Diets and Diet Programs Information
Calories in Diet During Pregnancy
While pregnant, you do need additional nutrients to keep you and your baby healthy. However, that does not mean you need to eat twice as many calories. An increase of only 300 calories per day, is recommended during pregnancy. A baked potato has 120 calories, so getting those extra 300 calories should not be that difficult.

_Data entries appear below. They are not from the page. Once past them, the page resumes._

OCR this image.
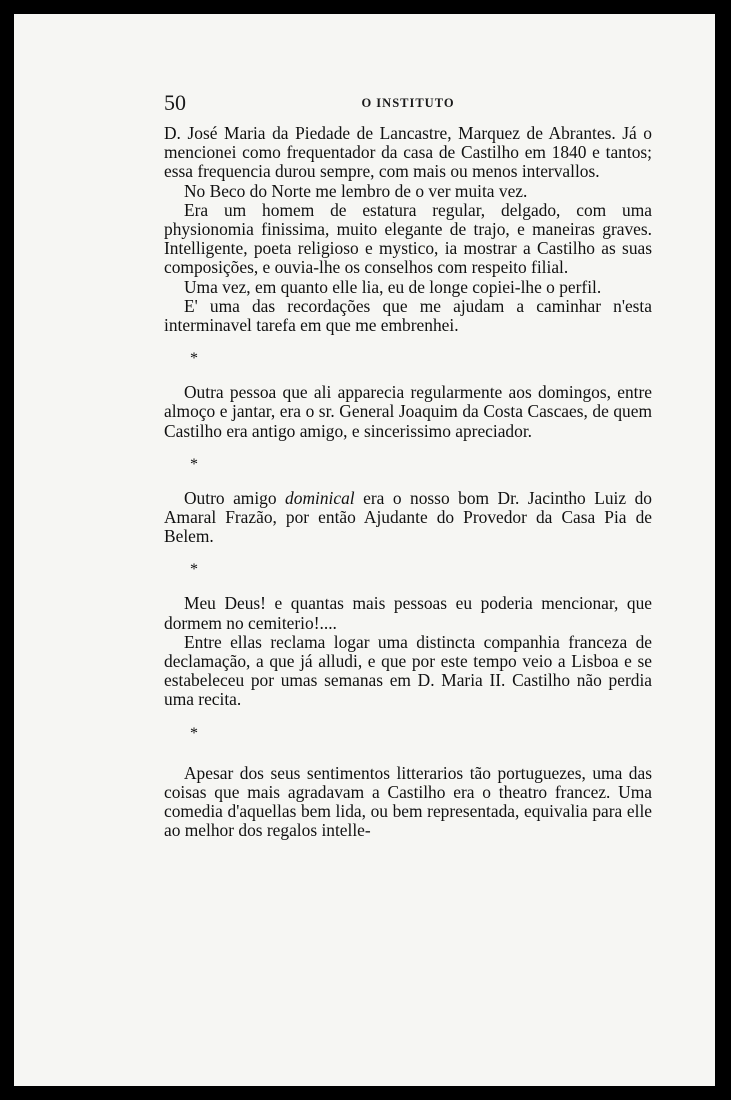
50	O INSTITUTO

D. José Maria da Piedade de Lancastre, Marquez de Abrantes. Já o mencionei como frequentador da casa de Castilho em 1840 e tantos; essa frequencia durou sempre, com mais ou menos intervallos.

No Beco do Norte me lembro de o ver muita vez.

Era um homem de estatura regular, delgado, com uma physionomia finissima, muito elegante de trajo, e maneiras graves. Intelligente, poeta religioso e mystico, ia mostrar a Castilho as suas composições, e ouvia-lhe os conselhos com respeito filial.

Uma vez, em quanto elle lia, eu de longe copiei-lhe o perfil.

E' uma das recordações que me ajudam a caminhar n'esta interminavel tarefa em que me embrenhei.

*

Outra pessoa que ali apparecia regularmente aos domingos, entre almoço e jantar, era o sr. General Joaquim da Costa Cascaes, de quem Castilho era antigo amigo, e sincerissimo apreciador.

*

Outro amigo dominical era o nosso bom Dr. Jacintho Luiz do Amaral Frazão, por então Ajudante do Provedor da Casa Pia de Belem.

*

Meu Deus! e quantas mais pessoas eu poderia mencionar, que dormem no cemiterio!....

Entre ellas reclama logar uma distincta companhia franceza de declamação, a que já alludi, e que por este tempo veio a Lisboa e se estabeleceu por umas semanas em D. Maria II. Castilho não perdia uma recita.

*

Apesar dos seus sentimentos litterarios tão portuguezes, uma das coisas que mais agradavam a Castilho era o theatro francez. Uma comedia d'aquellas bem lida, ou bem representada, equivalia para elle ao melhor dos regalos intelle-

Nutrition in Diet During Pregnancy
Pregnancy boosts the need for good diet nutrition. In particular, pregnant women need extra iron, calcium and folate.
Iron During Pregnancy
Iron is needed in larger doses, especially in the later stages of pregnancy. This mineral is essential to the formation of healthy red blood cells. Pregnant women should eat iron-rich foods in order to prevent an iron deficiency. Iron-rich foods include leafy greens such as spinach and broccoli, strawberries, meats, whole grains, prune juice, dried fruit, legumes, and blackstrap molasses. According to U.S. Department of Agriculture USDA), additional iron requirements in pregnancy cannot be met through diet alone and should be attained through supplements containing iron. More iron is needed for both fetal demands and the large increase in maternal blood volume.
Calcium During Pregnancy
Pregnant and lactating adult women require an additional 40% of calcium a day (1200-1500 mg per day). Calcium is essential for maintaining the bone integrity of a pregnant woman and providing for the skeletal development of the fetus. The U.S. RDA (recommended daily allowance) for calcium is 1200 mg, which is sufficient to meet both the maternal and fetal needs. Women should increase their intake of calcium-rich foods, such as milk products. To get this extra calcium, 3 extra servings (3 cups) of milk or dairy products are needed. Women who dont drink milk or consume dairy products should take a calcium supplement of 600 mg per day.
Folate (Folic Acid or Folacin) During Pregnancy
Pregnancy doubles a womans need for folate from 2 mg to 4 mg per day. Folic acid has been shown to be important in preventing neural tube defects, such as spina bifida and anencephaly and is essential to the formation of red blood cells. Severe folate deficiency can result in a condition called megaloblastic anemia, which occurs most often in the last trimester of pregnancy. In this condition, the mothers heart, liver and spleen may become enlarged which and can threaten the life of the fetus. Folic acid can be found in many foods, including kidney beans, leafy green vegetables, peas, and liver. It is possible to meet this requirement through a well-selected diet. Folate-rich foods include eggs, leafy vegetables, oranges, legumes, and wheat germ. But some women may require as much as 3mg of daily supplements.
Advice on Diets
Special diets or diet plans with special diet foods are sometimes needed for particular health conditions. Ask your doctor, dietitian or nutritionist about your personal dietary needs. Otherwise, a balanced diet program containing foods from all the nutritional food groups is best.